Ratings such as these are, of course, only a start. But the depth of research, including looking at the syllabi and textbook choices for thousands of classes, is a true breakthrough. Take math, as one example. Almost no programs require any significant math mastery for teachers to be qualified to teach math. And this at a moment when so much of the nation is beginning to focus on the critical importance of STEM (science, technology, engineering and math) subjects as a pathway to good jobs and an issue of national competitiveness.
The lack of rigor in so many American teacher training programs, as this data make clear, stands in sharp contrast to other societies where teaching is a top-level profession, attracting the best undergraduate students, putting them through a tough curriculum, and testing their capabilities. In top performing countries, teachers are viewed as professionals, much like lawyers. U.S. programs are usually based on weak and sometimes politicized state-level standards and accreditation reviews that lack objective, outside observations. Of course, mediocre programs can still produce good teachers, but the odds of success seem unnecessarily low.

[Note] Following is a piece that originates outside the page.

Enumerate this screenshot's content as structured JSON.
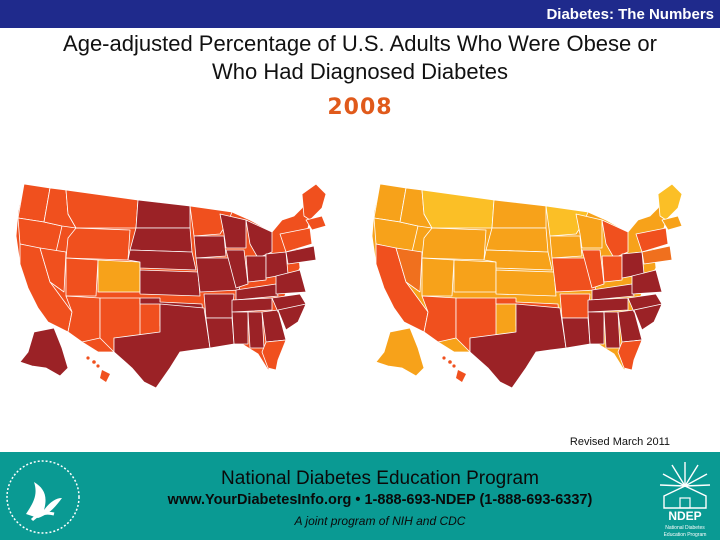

The insular nature of some of the teacher prep world becomes apparent in the course of the Center's research when many institutions, in an orchestrated fashion, declined to cooperate in providing data and allowing scrutiny of their programs. In several cases, the Center had to sue under public records law to acquire data that should have been freely available to the public. There seems to be a widely accepted view on the part of these institutions that they are doing a good job, when all other evidence points to the contrary.
The point of this project is not anti-teacher, nor anti-teacher college. Just the opposite.
Everyone will benefit from more and better data. The intent of these ratings is constructive: transparency and sound methodology will help drive better outcomes. Setting a bar spurs good enterprises to meet and exceed it. Daylight lets everyone see what progress is being made.
Better teacher colleges are in everyone's interest.